Les bénéfices que l’on peut attendre de l’accueil d’un étudiant sont donc nombreux et s’inscrivent dans la durée pour peu que le stage se déroule de part et d’autre sans difficulté majeure. C’est en effet souvent aussi par crainte ou en mémoire d’un stage laborieux que les professionnels hésitent à se (re)lancer dans l’aventure. Quelques jalons posés dès la première rencontre peuvent faciliter cette expérience pour le stagiaire comme pour l’équipe qui l’accueille.

Les objectifs du stage gagnent à être formalisés (sans pour autant être figés) à la fin du premier mois après la phase d’observation. Ces objectifs ont trois origines : le centre de formation, le stagiaire, mais également le professionnel qui pourra inviter l’étudiant à approfondir certains aspects. Pour ma part, je propose aux étudiants que j’accompagne de s’appuyer sur une grille d’objectifs mentionnant le délai envisagé, les moyens mobilisés et les critères d’évaluation.
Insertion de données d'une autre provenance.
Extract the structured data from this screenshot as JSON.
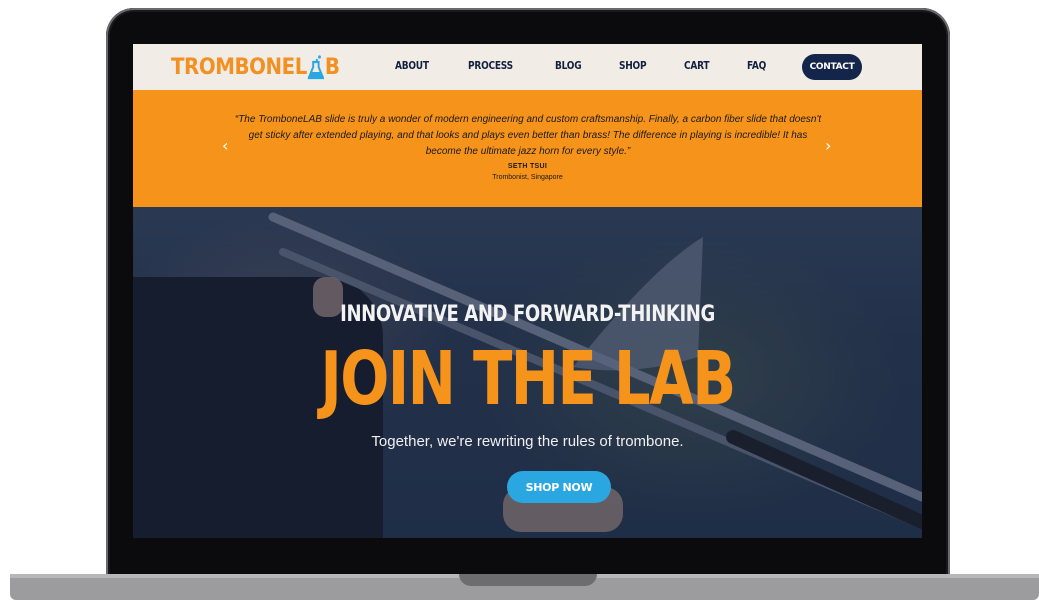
{
  "nav": {
    "logo_left": "TROMBONEL",
    "logo_right": "B",
    "items": [
      "ABOUT",
      "PROCESS",
      "BLOG",
      "SHOP",
      "CART",
      "FAQ"
    ],
    "contact_label": "CONTACT"
  },
  "testimonial": {
    "quote": "“The TromboneLAB slide is truly a wonder of modern engineering and custom craftsmanship. Finally, a carbon fiber slide that doesn't get sticky after extended playing, and that looks and plays even better than brass! The difference in playing is incredible! It has become the ultimate jazz horn for every style.”",
    "author": "SETH TSUI",
    "author_role": "Trombonist, Singapore",
    "prev_icon": "chevron-left-icon",
    "next_icon": "chevron-right-icon"
  },
  "hero": {
    "kicker": "INNOVATIVE AND FORWARD-THINKING",
    "title": "JOIN THE LAB",
    "subtitle": "Together, we're rewriting the rules of trombone.",
    "cta": "SHOP NOW"
  },
  "colors": {
    "brand_orange": "#f6931b",
    "navy": "#13254a",
    "cta_blue": "#2aa7e0",
    "nav_bg": "#f1ece6"
  }
}
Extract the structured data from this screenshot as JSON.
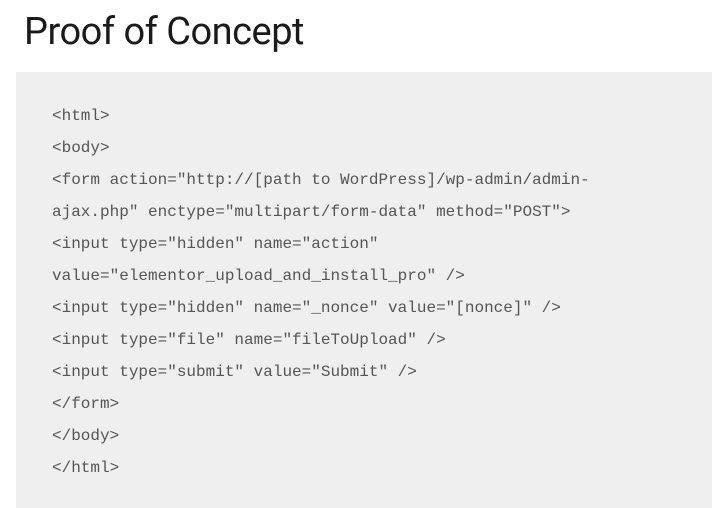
{
  "heading": "Proof of Concept",
  "code": {
    "lines": [
      "<html>",
      "<body>",
      "<form action=\"http://[path to WordPress]/wp-admin/admin-ajax.php\" enctype=\"multipart/form-data\" method=\"POST\">",
      "<input type=\"hidden\" name=\"action\" value=\"elementor_upload_and_install_pro\" />",
      "<input type=\"hidden\" name=\"_nonce\" value=\"[nonce]\" />",
      "<input type=\"file\" name=\"fileToUpload\" />",
      "<input type=\"submit\" value=\"Submit\" />",
      "</form>",
      "</body>",
      "</html>"
    ]
  }
}
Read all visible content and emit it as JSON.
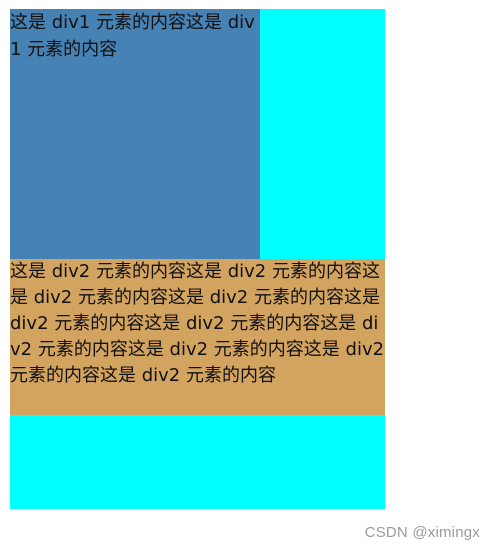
{
  "div1": {
    "text": "这是 div1 元素的内容这是 div1 元素的内容",
    "background": "#4682b4"
  },
  "div2": {
    "text": "这是 div2 元素的内容这是 div2 元素的内容这是 div2 元素的内容这是 div2 元素的内容这是 div2 元素的内容这是 div2 元素的内容这是 div2 元素的内容这是 div2 元素的内容这是 div2 元素的内容这是 div2 元素的内容",
    "background": "#d2a460"
  },
  "container": {
    "background": "#00ffff"
  },
  "watermark": {
    "text": "CSDN @ximingx"
  }
}
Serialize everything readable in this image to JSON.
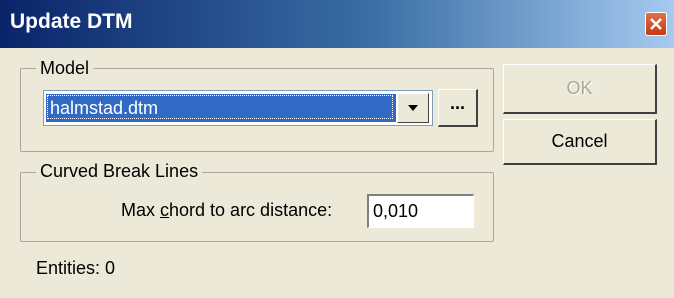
{
  "window": {
    "title": "Update DTM"
  },
  "model_group": {
    "label": "Model",
    "selected_value": "halmstad.dtm",
    "browse_label": "..."
  },
  "buttons": {
    "ok": "OK",
    "cancel": "Cancel"
  },
  "curved_group": {
    "label": "Curved Break Lines",
    "field_label_pre": "Max ",
    "field_label_accel": "c",
    "field_label_post": "hord to arc distance:",
    "value": "0,010"
  },
  "status": {
    "entities": "Entities: 0"
  },
  "colors": {
    "title_bar": "#0a246a",
    "selection": "#316ac5",
    "dialog_bg": "#ece9d8"
  }
}
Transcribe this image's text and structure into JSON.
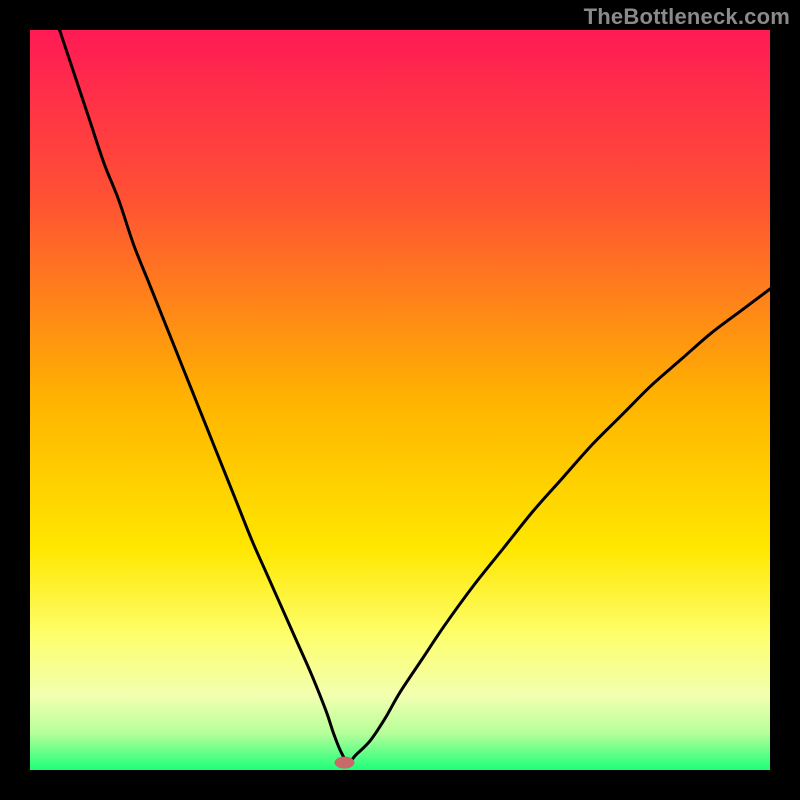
{
  "watermark": "TheBottleneck.com",
  "chart_data": {
    "type": "line",
    "title": "",
    "xlabel": "",
    "ylabel": "",
    "xlim": [
      0,
      100
    ],
    "ylim": [
      0,
      100
    ],
    "grid": false,
    "legend": false,
    "background_gradient": {
      "stops": [
        {
          "offset": 0.0,
          "color": "#ff1a55"
        },
        {
          "offset": 0.23,
          "color": "#ff5233"
        },
        {
          "offset": 0.5,
          "color": "#ffb300"
        },
        {
          "offset": 0.7,
          "color": "#ffe700"
        },
        {
          "offset": 0.82,
          "color": "#fdff6e"
        },
        {
          "offset": 0.9,
          "color": "#f2ffb0"
        },
        {
          "offset": 0.95,
          "color": "#b6ff9a"
        },
        {
          "offset": 1.0,
          "color": "#1eff7a"
        }
      ]
    },
    "series": [
      {
        "name": "bottleneck-curve",
        "x": [
          4,
          6,
          8,
          10,
          12,
          14,
          16,
          18,
          20,
          22,
          24,
          26,
          28,
          30,
          32,
          34,
          36,
          38,
          40,
          41,
          42,
          43,
          44,
          46,
          48,
          50,
          53,
          56,
          60,
          64,
          68,
          72,
          76,
          80,
          84,
          88,
          92,
          96,
          100
        ],
        "y": [
          100,
          94,
          88,
          82,
          77,
          71,
          66,
          61,
          56,
          51,
          46,
          41,
          36,
          31,
          26.5,
          22,
          17.5,
          13,
          8,
          5,
          2.5,
          1,
          2,
          4,
          7,
          10.5,
          15,
          19.5,
          25,
          30,
          35,
          39.5,
          44,
          48,
          52,
          55.5,
          59,
          62,
          65
        ]
      }
    ],
    "marker": {
      "name": "min-point-marker",
      "x": 42.5,
      "y": 1.0,
      "color": "#c96a6a",
      "rx": 10,
      "ry": 6
    }
  }
}
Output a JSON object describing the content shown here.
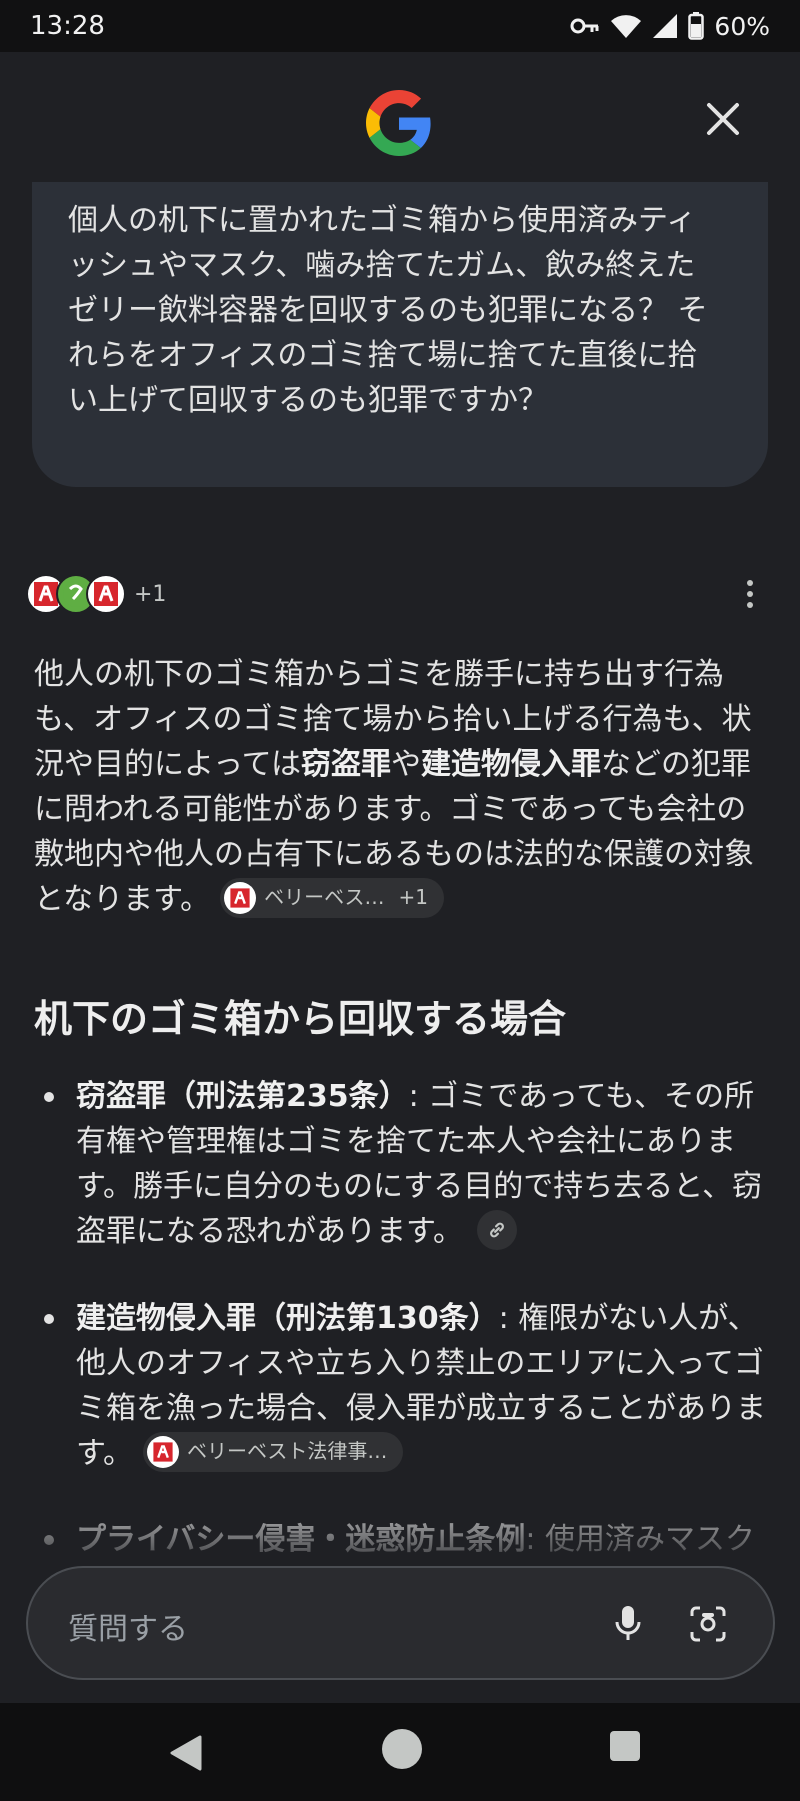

Cette démarche inscrit, dès le départ, l’étudiant dans un rôle moteur mais l’initie aussi déjà à la démarche “projet” qui est aujourd’hui, qu’on le regrette ou non, une norme de nos organisations.

Des temps dédiés

L’organisation de “points stages” mensuels, de une à deux heures, permet au regard de cette grille d’objectifs de faire un bilan intermédiaire et d’échanger autour de cet accompagnement, des attentes et, au besoin, de l’évolution à apporter ou des impulsions à donner. Sans remplacer les temps informels du quotidien, cet espace dédié permet de ne pas laisser “filer” le stage avant de se rendre compte à la fin de tout ce qui n’a pas été possible d’accomplir par manque de temps. Pour permettre ce dialogue, le référent comme son institution doivent se positionner avec bienveillance en accueillant la parole de l’étudiant. Certes, tout n’est peut-être pas encore acquis mais pour qu’un croisement des regards soit opérant il est nécessaire que l’espace de parole existe.

Enfin, d’autres ressources existent parfois en lien ou non avec le centre de formation. Il peut s’agir de rencontres au cours du stage ou, dans certains cas, de lieux d’échanges autour de la pratique comme, dans notre département, l’Association des formateurs de stage en travail social qui se réunit mensuellement pour réfléchir entre professionnels autour de la fonction de formateur terrain et des difficultés pouvant survenir.

Il n’est pas possible de conclure ici définitivement tant le sujet mériterait d’être approfondi. Chacun construit sa pratique avec du temps, des expériences et en s’inscrivant dans un réseau. Mais l’accueil des étudiants au sein de nos institutions n’est jamais sans effet et gagne à sortir du champ du don pour gagner ceux du partage et de l’échange. »

Notes

(1) Voir, sur le même sujet, notre rubrique « Au cœur du management », ce numéro, p. 30.